Climate–The seven month “high season” of November through May has an average daily temperature of 73*F with virtually no chance of rain.

Scenery–Vallarta, located in the foothills of the Sierra Madres on the Banderas Bay, one of the largest and most beautiful bays in the world, is in the center of the Mexican Riviera on the Pacific Ocean. Beautiful beaches, rocky cliffs, mountain sides overlooking the bay, tropical flowers and wildlife, and all the sights that one would expect to find in Paradise.

Safe–With tourism being the life blood of the economy, North Americans are “off limits” regarding any sort of criminal activity. Since guns are strictly prohibited in Mexico, burglaries, robberies, etc., are virtually unheard of. The primary objective of most all of the young generation of natives is to assure all North Americans a pleasant and safe visit to Paradise so that they’ll return soon and often. Fear of a terrorist attack in Vallarta? Forget it!

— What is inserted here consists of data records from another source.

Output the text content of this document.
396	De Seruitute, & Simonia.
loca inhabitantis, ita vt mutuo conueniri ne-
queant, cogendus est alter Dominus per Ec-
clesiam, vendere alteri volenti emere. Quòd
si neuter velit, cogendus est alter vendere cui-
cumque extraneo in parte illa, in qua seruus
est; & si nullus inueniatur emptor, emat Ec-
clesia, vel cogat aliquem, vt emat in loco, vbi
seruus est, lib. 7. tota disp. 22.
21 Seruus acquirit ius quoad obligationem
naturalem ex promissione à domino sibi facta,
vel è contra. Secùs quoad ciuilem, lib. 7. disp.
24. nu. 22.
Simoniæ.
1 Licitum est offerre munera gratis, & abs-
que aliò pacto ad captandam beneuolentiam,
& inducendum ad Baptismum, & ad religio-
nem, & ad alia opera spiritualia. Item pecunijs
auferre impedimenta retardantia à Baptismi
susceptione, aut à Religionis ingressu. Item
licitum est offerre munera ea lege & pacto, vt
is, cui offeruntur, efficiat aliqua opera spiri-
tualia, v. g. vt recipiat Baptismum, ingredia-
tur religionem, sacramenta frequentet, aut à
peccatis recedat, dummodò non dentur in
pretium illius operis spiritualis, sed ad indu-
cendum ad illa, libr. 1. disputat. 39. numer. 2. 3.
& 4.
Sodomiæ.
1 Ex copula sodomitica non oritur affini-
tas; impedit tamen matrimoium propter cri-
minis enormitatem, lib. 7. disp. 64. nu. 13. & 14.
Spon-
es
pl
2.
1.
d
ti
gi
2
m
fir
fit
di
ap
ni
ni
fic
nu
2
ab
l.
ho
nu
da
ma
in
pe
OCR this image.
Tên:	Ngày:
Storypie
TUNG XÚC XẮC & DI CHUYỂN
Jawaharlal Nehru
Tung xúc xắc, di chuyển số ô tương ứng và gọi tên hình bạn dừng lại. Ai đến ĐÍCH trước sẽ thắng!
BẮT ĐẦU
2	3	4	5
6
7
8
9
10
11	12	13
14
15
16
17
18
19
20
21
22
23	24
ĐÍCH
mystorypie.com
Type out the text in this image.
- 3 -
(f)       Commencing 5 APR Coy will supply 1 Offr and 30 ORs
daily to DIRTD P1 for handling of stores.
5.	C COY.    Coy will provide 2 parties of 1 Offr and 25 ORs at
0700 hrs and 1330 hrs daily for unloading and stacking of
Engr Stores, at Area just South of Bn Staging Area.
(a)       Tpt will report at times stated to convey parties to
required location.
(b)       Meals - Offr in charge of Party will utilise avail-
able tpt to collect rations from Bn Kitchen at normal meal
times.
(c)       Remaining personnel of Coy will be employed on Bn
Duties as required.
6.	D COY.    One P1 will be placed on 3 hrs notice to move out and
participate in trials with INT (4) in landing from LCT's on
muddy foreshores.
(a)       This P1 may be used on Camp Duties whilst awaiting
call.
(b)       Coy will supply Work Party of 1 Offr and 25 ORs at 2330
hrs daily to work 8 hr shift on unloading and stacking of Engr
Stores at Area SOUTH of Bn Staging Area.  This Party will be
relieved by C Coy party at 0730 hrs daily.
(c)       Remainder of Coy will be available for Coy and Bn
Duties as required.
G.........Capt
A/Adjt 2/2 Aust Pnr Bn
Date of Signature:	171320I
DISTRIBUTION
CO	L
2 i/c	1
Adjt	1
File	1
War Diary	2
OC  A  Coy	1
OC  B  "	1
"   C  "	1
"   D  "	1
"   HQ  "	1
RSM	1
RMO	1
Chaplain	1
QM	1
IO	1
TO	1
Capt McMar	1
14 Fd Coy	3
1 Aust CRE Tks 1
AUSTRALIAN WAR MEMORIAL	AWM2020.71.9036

Friendliness–In 2001, a readers poll taken by Conde Nast magazine listed Vallarta as the friendliest resort destination in the world. The locals treat North Americans with dignity, respect, and as friends, family, and almost as royalty.

Clean Food and Water–The explosive population growth has caused a complete revamping and expanding of the city infrastructure. This includes the road system, power generation and distribution, and of course, water treatment and distribution systems. The water is pure and safe to drink from the tap throughout the city. All food products are now available in the many new modern supermarkets equal to the finest in the States. Food for home or restaurant consumption is closely monitored for cleanliness and controlled as in North America.